# Math Programming Formulations in Genomics and Proteomics

Computational biology problems generally involve the determination of discrete structures over biological configurations determined by genomic or proteomic data. Such problems present great opportunities for application of mathematical programming techniques. We give an overview of formulations employed for the solution of problems in genomics and proteomics. In particular, we discuss mathematical programming formulations for string comparison and selection problems, with high applicability in biological data processing.

# Introduction

Problems in genomics and proteomics are among the most difficult in computational biology. They usually arise from the task of determining combinatorial properties of biological material. Researchers in this area are interested in comparing, understanding the structure, finding similarities, and discovering patterns in genomic and proteomic sequences.
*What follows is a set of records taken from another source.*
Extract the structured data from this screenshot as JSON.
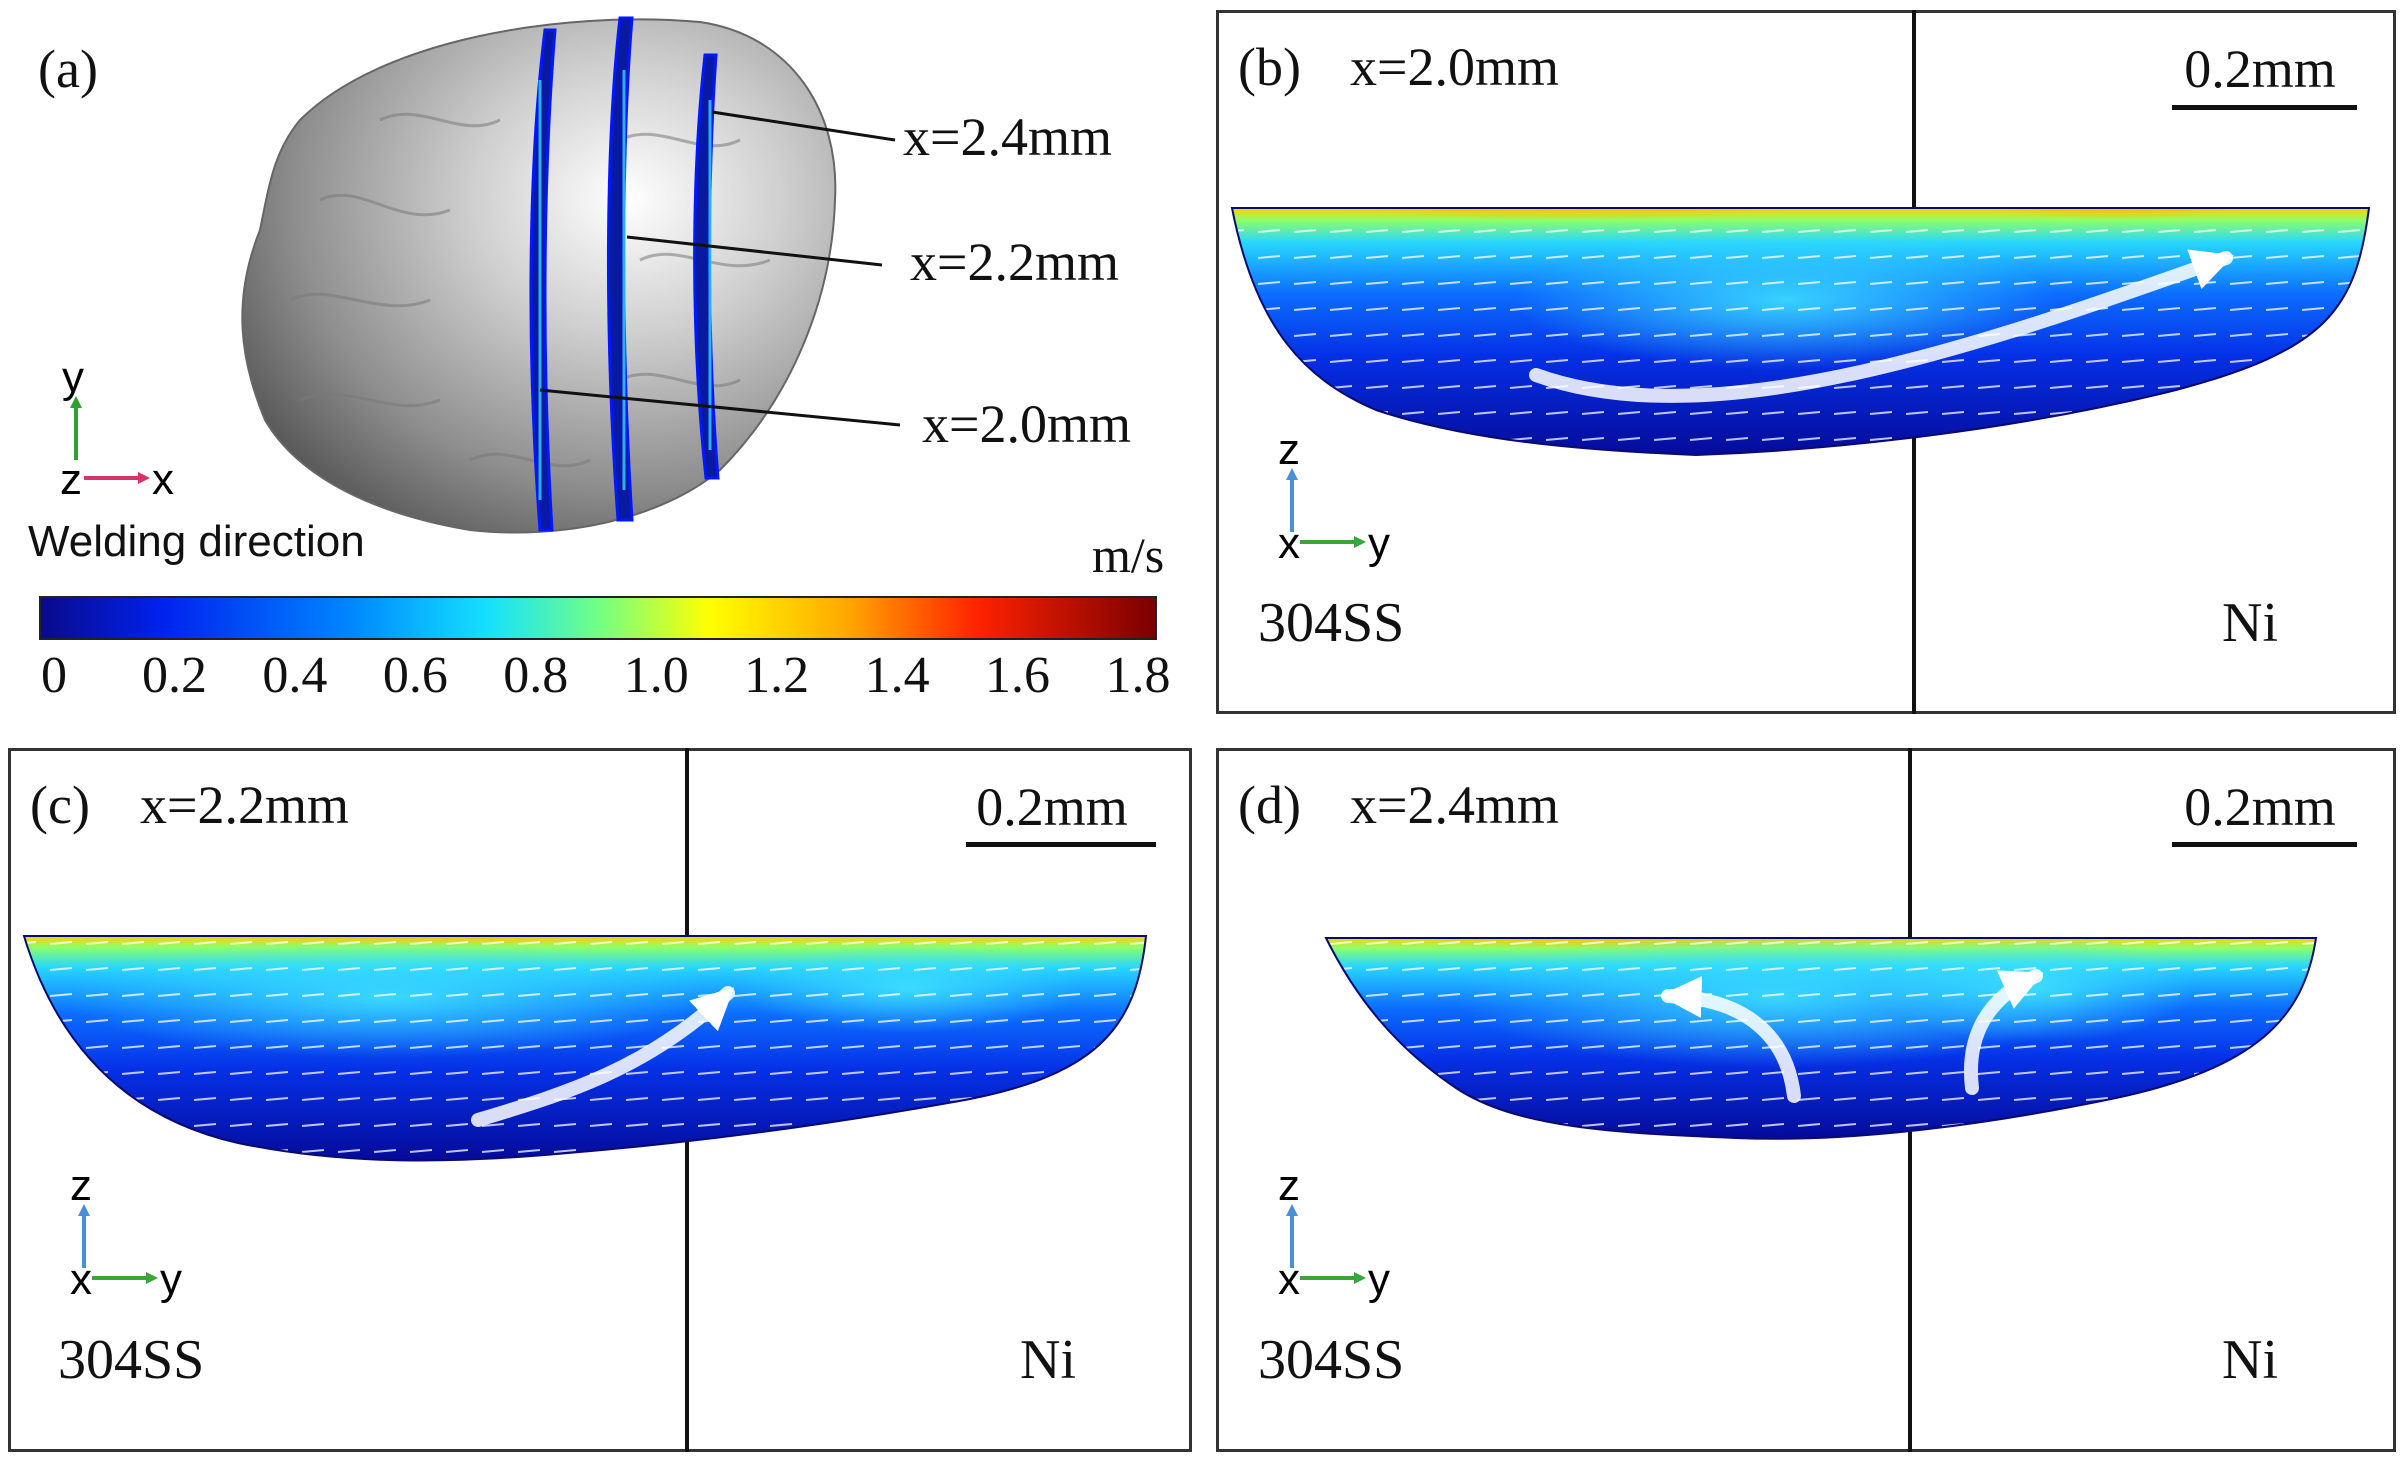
{
  "panel_a": {
    "label": "(a)",
    "slice_labels": [
      "x=2.4mm",
      "x=2.2mm",
      "x=2.0mm"
    ],
    "triad": {
      "up": "y",
      "out": "z",
      "right": "x"
    },
    "welding_direction": "Welding direction",
    "colorbar": {
      "unit": "m/s",
      "ticks": [
        "0",
        "0.2",
        "0.4",
        "0.6",
        "0.8",
        "1.0",
        "1.2",
        "1.4",
        "1.6",
        "1.8"
      ],
      "min": 0,
      "max": 1.8,
      "colors": [
        "#0a0a8a",
        "#0033ff",
        "#0099ff",
        "#15e0ff",
        "#7dff7a",
        "#ffff00",
        "#ff9900",
        "#ff2200",
        "#7a0000"
      ]
    }
  },
  "panels": [
    {
      "id": "b",
      "label": "(b)",
      "position": "x=2.0mm",
      "scale": "0.2mm",
      "left_material": "304SS",
      "right_material": "Ni",
      "triad": {
        "up": "z",
        "out": "x",
        "right": "y"
      }
    },
    {
      "id": "c",
      "label": "(c)",
      "position": "x=2.2mm",
      "scale": "0.2mm",
      "left_material": "304SS",
      "right_material": "Ni",
      "triad": {
        "up": "z",
        "out": "x",
        "right": "y"
      }
    },
    {
      "id": "d",
      "label": "(d)",
      "position": "x=2.4mm",
      "scale": "0.2mm",
      "left_material": "304SS",
      "right_material": "Ni",
      "triad": {
        "up": "z",
        "out": "x",
        "right": "y"
      }
    }
  ]
}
Genomic and proteomic data is composed of a sequence of elements, which can be thought of as being part of an alphabet. A sequence of such elements will be called a *string*. The strings of genetic material (e.g., DNA or RNA) encode “instructions” to produce the proteins that regulate the life of organisms. Proteins themselves can be mathematically modeled as sequences over an alphabet of 20 characters (representing the available amino-acids).

## Advances in Proteomics

In the last few years, advances in biology allowed the study of such sequences of data to move from pure biological science to other areas as well. This was made possible due to the opportunity of analyzing genomic and proteomic material using mathematical models.
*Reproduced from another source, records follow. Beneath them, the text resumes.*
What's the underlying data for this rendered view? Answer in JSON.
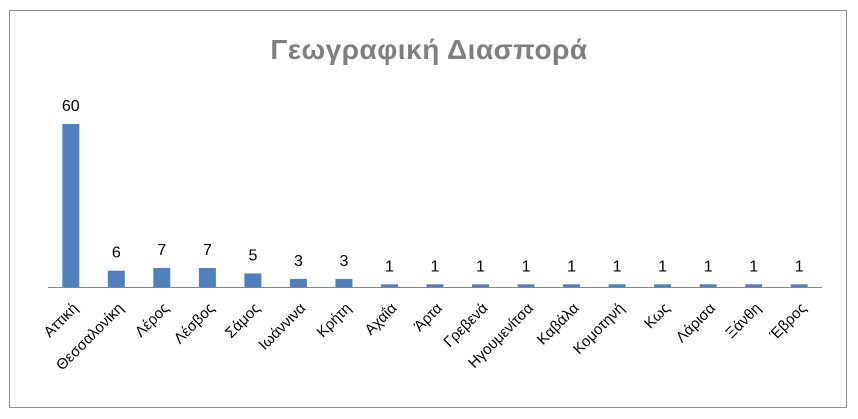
{
  "chart_data": {
    "type": "bar",
    "title": "Γεωγραφική Διασπορά",
    "xlabel": "",
    "ylabel": "",
    "categories": [
      "Αττική",
      "Θεσσαλονίκη",
      "Λέρος",
      "Λέσβος",
      "Σάμος",
      "Ιωάννινα",
      "Κρήτη",
      "Αχαΐα",
      "Άρτα",
      "Γρεβενά",
      "Ηγουμενίτσα",
      "Καβάλα",
      "Κομοτηνή",
      "Κως",
      "Λάρισα",
      "Ξάνθη",
      "Έβρος"
    ],
    "values": [
      60,
      6,
      7,
      7,
      5,
      3,
      3,
      1,
      1,
      1,
      1,
      1,
      1,
      1,
      1,
      1,
      1
    ],
    "ylim": [
      0,
      60
    ],
    "grid": false,
    "legend": "none",
    "bar_color": "#4f81bd",
    "axis_color": "#868686",
    "title_color": "#7f7f7f"
  }
}
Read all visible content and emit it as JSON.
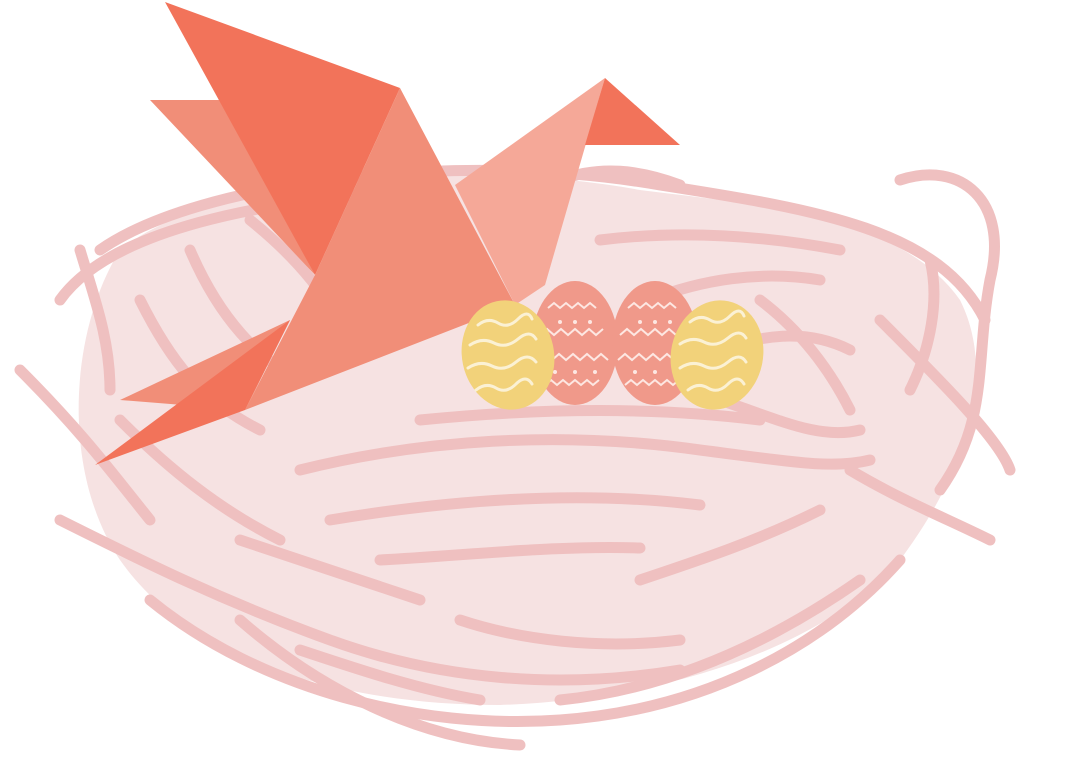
{
  "illustration": {
    "subject": [
      "origami-bird",
      "nest",
      "easter-eggs"
    ],
    "colors": {
      "background": "#ffffff",
      "nest_fill": "#f6e2e2",
      "nest_strands": "#efc0c0",
      "bird_dark": "#f2735a",
      "bird_mid": "#f18e78",
      "bird_light": "#f5a898",
      "egg_yellow": "#f2d27a",
      "egg_yellow_pattern": "#fbf1d4",
      "egg_pink": "#f0998a",
      "egg_pink_pattern": "#fde7e2"
    }
  }
}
The analysis of biological sequences gives rise to interesting and difficult combinatorial problems. As many of these problems are NP-hard, the study of improved techniques is necessary in order to solve problems exactly (whenever possible), or at least with some guarantee of solution quality.

## Problems Discussed

We discuss problems related to configurations of genomic and proteomic sequences. Our interest is in mathematical programming formulations, generally involving integer linear programming (ILP) models. The importance of this study steams from the fact that knowing the mathematical programming properties for a problem usually makes it easier to derive exact as well approximation solution techniques. Another reason is that ILP models can be solved automatically, using standard algorithms and commercial packages for integer programming, and therefore the knowledge of better mathematical models may improve the efficiency of such techniques for the specific problem in hand. More information about applications of optimization in biology can be viewed in the surveys [GHL04,P98].

## Paper Organization

This paper is organized as follows. In Section 2 we discuss some string comparison problems, including the closest and farthest string, as well as the closest and farthest substring problems. In Section3 the protein structure prediction problem is discussed. Sorting by reversals is an interesting problem related to the comparison of gene sequences in different species, presented in Section 4. Section 5 discusses the important task of identifying biological agents in a sample. Integer programming is also very useful in the design of probes for the study of DNA. An example is the minimum cost probe set problem, presented in Section 6. Finally, in Section 7 we present some concluding remarks.